New Prime Minister Boris Johnson has repeatedly said that Britain will leave the EU on the October 31 deadline with or without an agreement, fuelling concern the nation is headed for a disorderly departure and fanning pessimism toward the pound. Sterling has fallen more than 7 per cent in the past three months, the worst performance among major developed-market currencies.

“The pound is at a much lower level now but I still think a no-deal exit would lead to significant volatility and we could be testing parity on a really bad outcome,” said Mr Harrison, who manages more than $10 billion in assets at BlackRock. “We will see this game of chicken continue through August and that’s likely negative for sterling,” he said about the deadlocked Brexit talks.

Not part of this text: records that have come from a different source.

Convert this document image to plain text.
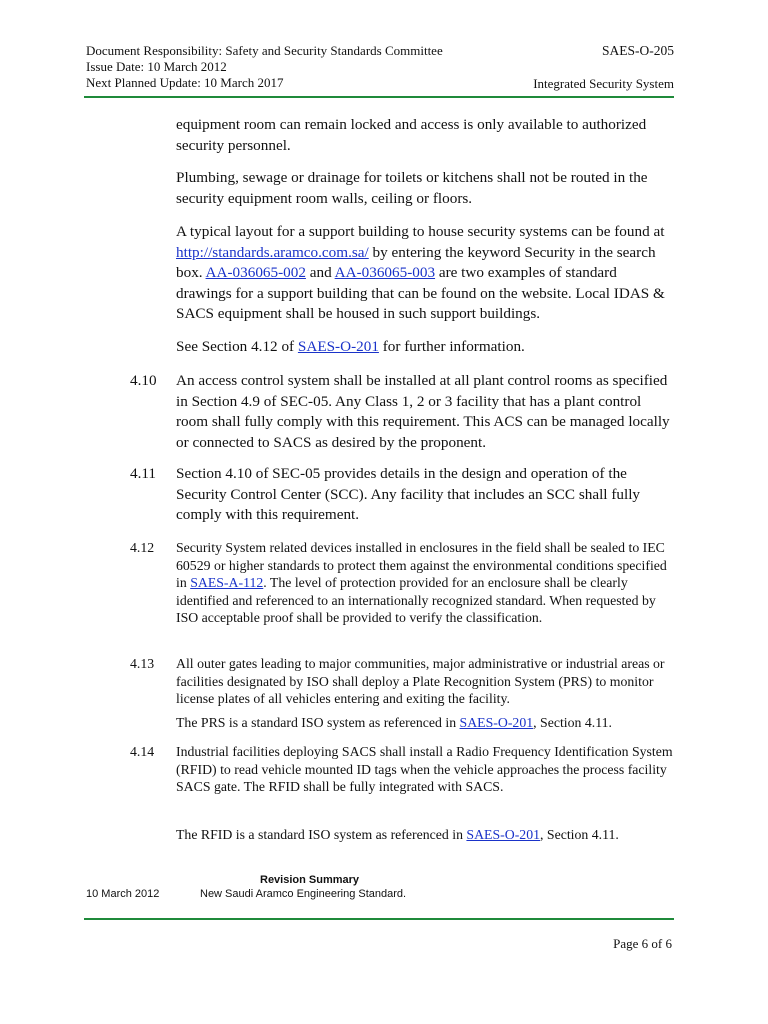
Document Responsibility: Safety and Security Standards Committee
Issue Date: 10 March 2012
Next Planned Update: 10 March 2017
SAES-O-205
Integrated Security System

equipment room can remain locked and access is only available to authorized security personnel.

Plumbing, sewage or drainage for toilets or kitchens shall not be routed in the security equipment room walls, ceiling or floors.

A typical layout for a support building to house security systems can be found at http://standards.aramco.com.sa/ by entering the keyword Security in the search box. AA-036065-002 and AA-036065-003 are two examples of standard drawings for a support building that can be found on the website. Local IDAS & SACS equipment shall be housed in such support buildings.

See Section 4.12 of SAES-O-201 for further information.

4.10 An access control system shall be installed at all plant control rooms as specified in Section 4.9 of SEC-05. Any Class 1, 2 or 3 facility that has a plant control room shall fully comply with this requirement. This ACS can be managed locally or connected to SACS as desired by the proponent.

4.11 Section 4.10 of SEC-05 provides details in the design and operation of the Security Control Center (SCC). Any facility that includes an SCC shall fully comply with this requirement.

4.12 Security System related devices installed in enclosures in the field shall be sealed to IEC 60529 or higher standards to protect them against the environmental conditions specified in SAES-A-112. The level of protection provided for an enclosure shall be clearly identified and referenced to an internationally recognized standard. When requested by ISO acceptable proof shall be provided to verify the classification.

4.13 All outer gates leading to major communities, major administrative or industrial areas or facilities designated by ISO shall deploy a Plate Recognition System (PRS) to monitor license plates of all vehicles entering and exiting the facility.

The PRS is a standard ISO system as referenced in SAES-O-201, Section 4.11.

4.14 Industrial facilities deploying SACS shall install a Radio Frequency Identification System (RFID) to read vehicle mounted ID tags when the vehicle approaches the process facility SACS gate. The RFID shall be fully integrated with SACS.

The RFID is a standard ISO system as referenced in SAES-O-201, Section 4.11.

Revision Summary
10 March 2012	New Saudi Aramco Engineering Standard.
Page 6 of 6
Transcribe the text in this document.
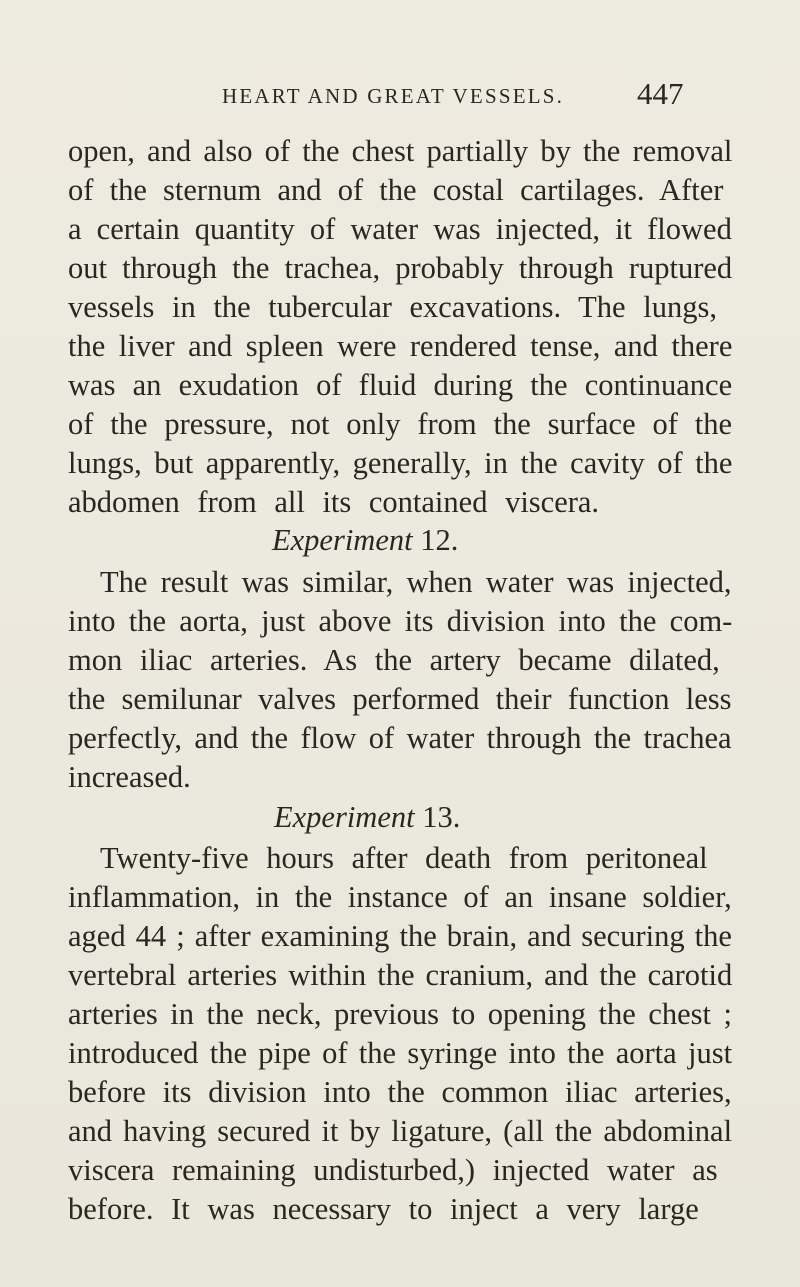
HEART AND GREAT VESSELS. 447
open, and also of the chest partially by the removal
of the sternum and of the costal cartilages. After
a certain quantity of water was injected, it flowed
out through the trachea, probably through ruptured
vessels in the tubercular excavations. The lungs,
the liver and spleen were rendered tense, and there
was an exudation of fluid during the continuance
of the pressure, not only from the surface of the
lungs, but apparently, generally, in the cavity of the
abdomen from all its contained viscera.
Experiment 12.
The result was similar, when water was injected,
into the aorta, just above its division into the com-
mon iliac arteries. As the artery became dilated,
the semilunar valves performed their function less
perfectly, and the flow of water through the trachea
increased.
Experiment 13.
Twenty-five hours after death from peritoneal
inflammation, in the instance of an insane soldier,
aged 44 ; after examining the brain, and securing the
vertebral arteries within the cranium, and the carotid
arteries in the neck, previous to opening the chest ;
introduced the pipe of the syringe into the aorta just
before its division into the common iliac arteries,
and having secured it by ligature, (all the abdominal
viscera remaining undisturbed,) injected water as
before. It was necessary to inject a very large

The pound fell 0.8 per cent to $1.2033 on Friday, its weakest closing level since the 1980s, after a report on the second quarter showed the UK economy shrank for the first time in six years. The data means it is likely the Bank of England will cut interest rates, according to Mizuho Bank.

The BOE said in November that the currency could fall even below $1 in an analysis on possible worst-case Brexit scenarios. Options-based calculations showed around a 6.4 per cent chance of pound-dollar parity in the next one year, markedly higher than 0.2 per cent in early March when prospects of a no-deal outcome were seemingly off the table.